Pero ahora, antes de su regreso al país, precipitado por el abandono ante el lituano Richard Berankis, David dio la imagen de un soldado siempre al servicio del conjunto, más allá de aquel controvertido antecedente: "Mi motivación en esta temporada pasa por la Copa Davis y los tres Grand Slams que quedan". Juan Mónaco se predispuso de la misma forma: "Ya me reuní con Tito y con Caio Rivera (el subcapitán) y les expresé que estoy disponible para lo que sea. Ayuda muchísimo empezar en casa; es fundamental arrancar de local". Y Schwank también se alineó con la causa: "Siempre es un orgullo jugar la Davis, es un torneo que me encanta".

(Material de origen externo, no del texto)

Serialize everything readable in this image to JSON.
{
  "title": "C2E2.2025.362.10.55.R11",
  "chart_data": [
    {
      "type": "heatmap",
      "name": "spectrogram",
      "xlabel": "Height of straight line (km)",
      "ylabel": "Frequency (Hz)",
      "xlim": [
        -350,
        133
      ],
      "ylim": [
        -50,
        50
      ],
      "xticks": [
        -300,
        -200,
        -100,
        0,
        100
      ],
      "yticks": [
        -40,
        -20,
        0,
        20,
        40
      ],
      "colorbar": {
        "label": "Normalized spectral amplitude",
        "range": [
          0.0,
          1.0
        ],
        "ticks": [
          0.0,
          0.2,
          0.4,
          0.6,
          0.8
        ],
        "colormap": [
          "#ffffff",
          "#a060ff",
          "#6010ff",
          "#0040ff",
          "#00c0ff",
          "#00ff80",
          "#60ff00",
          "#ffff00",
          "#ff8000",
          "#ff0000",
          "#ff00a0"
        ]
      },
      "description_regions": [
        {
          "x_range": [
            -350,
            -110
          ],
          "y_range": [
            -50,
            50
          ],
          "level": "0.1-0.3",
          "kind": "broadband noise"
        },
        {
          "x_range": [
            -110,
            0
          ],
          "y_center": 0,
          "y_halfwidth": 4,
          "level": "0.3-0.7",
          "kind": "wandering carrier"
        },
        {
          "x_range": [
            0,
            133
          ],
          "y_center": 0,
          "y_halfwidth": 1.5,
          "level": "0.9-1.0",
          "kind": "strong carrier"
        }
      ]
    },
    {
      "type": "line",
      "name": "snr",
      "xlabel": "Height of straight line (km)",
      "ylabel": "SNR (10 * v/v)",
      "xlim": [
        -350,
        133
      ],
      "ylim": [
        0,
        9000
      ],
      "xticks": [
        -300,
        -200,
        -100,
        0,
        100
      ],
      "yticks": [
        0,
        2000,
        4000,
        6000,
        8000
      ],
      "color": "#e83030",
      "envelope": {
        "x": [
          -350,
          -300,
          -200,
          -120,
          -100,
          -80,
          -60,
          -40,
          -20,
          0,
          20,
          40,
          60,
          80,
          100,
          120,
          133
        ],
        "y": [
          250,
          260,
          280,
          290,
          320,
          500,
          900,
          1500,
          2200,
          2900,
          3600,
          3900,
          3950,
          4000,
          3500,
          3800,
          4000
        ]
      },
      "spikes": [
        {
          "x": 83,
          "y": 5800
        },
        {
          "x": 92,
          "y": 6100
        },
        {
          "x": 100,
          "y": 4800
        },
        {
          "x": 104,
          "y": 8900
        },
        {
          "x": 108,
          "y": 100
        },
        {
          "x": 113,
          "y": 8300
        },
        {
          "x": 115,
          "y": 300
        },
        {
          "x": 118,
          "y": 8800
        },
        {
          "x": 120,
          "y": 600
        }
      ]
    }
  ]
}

El gran dilema es cómo se manejará la situación si Nalbandian y Del Potro finalmente coinciden para representar a la Argentina en la segunda rueda, luego de una hipotética victoria ante Rumania. No comparten un equipo de Copa Davis desde la traumática final de Mar del Plata en 2008, y ya es archiconocido el batifondo que hubo en esa serie decisiva, incluso por causas extradeportivas como la elección de la sede, tironeada entre la Ciudad Feliz y Córdoba. En el ATP de Indian Wells, en marzo de 2009, se promovió un acercamiento y actuaron juntos en dobles, en el que perdieron en los cuartos de final con Andy Roddick y Mardy Fish. Allí, en una entrevista para su página en Internet (www.segundosaque.com), el tenista Martín Vassallo Argüello le preguntó a Nalbandian sobre el "mito de su pelea con Del Potro" y el jugador de Unquillo respondió: "El mito nunca existió; que alguien me diga cuándo existió". Delpo, que elongaba en el mismo vestuario, sólo contestó con un lacónico "nada" que desechó cortocircuitos.
Después de aquellos días compartidos en California, el diálogo entre ellos volvió a interrumpirse y en este primer Grand Slam del año no se advirtió contacto alguno. Tanto Nalbandian como Del Potro encontraron refugio en sus respectivos grupos de trabajo, con la paradoja de que ambos le dijeron adiós al torneo el mismo día, trainer mediante. Desde hoy, el escenario está planteado: si se supera la valla rumana, habrá trabajo extra para Tito en el delicado equilibrio que la Copa Davis le demanda siempre a la Argentina.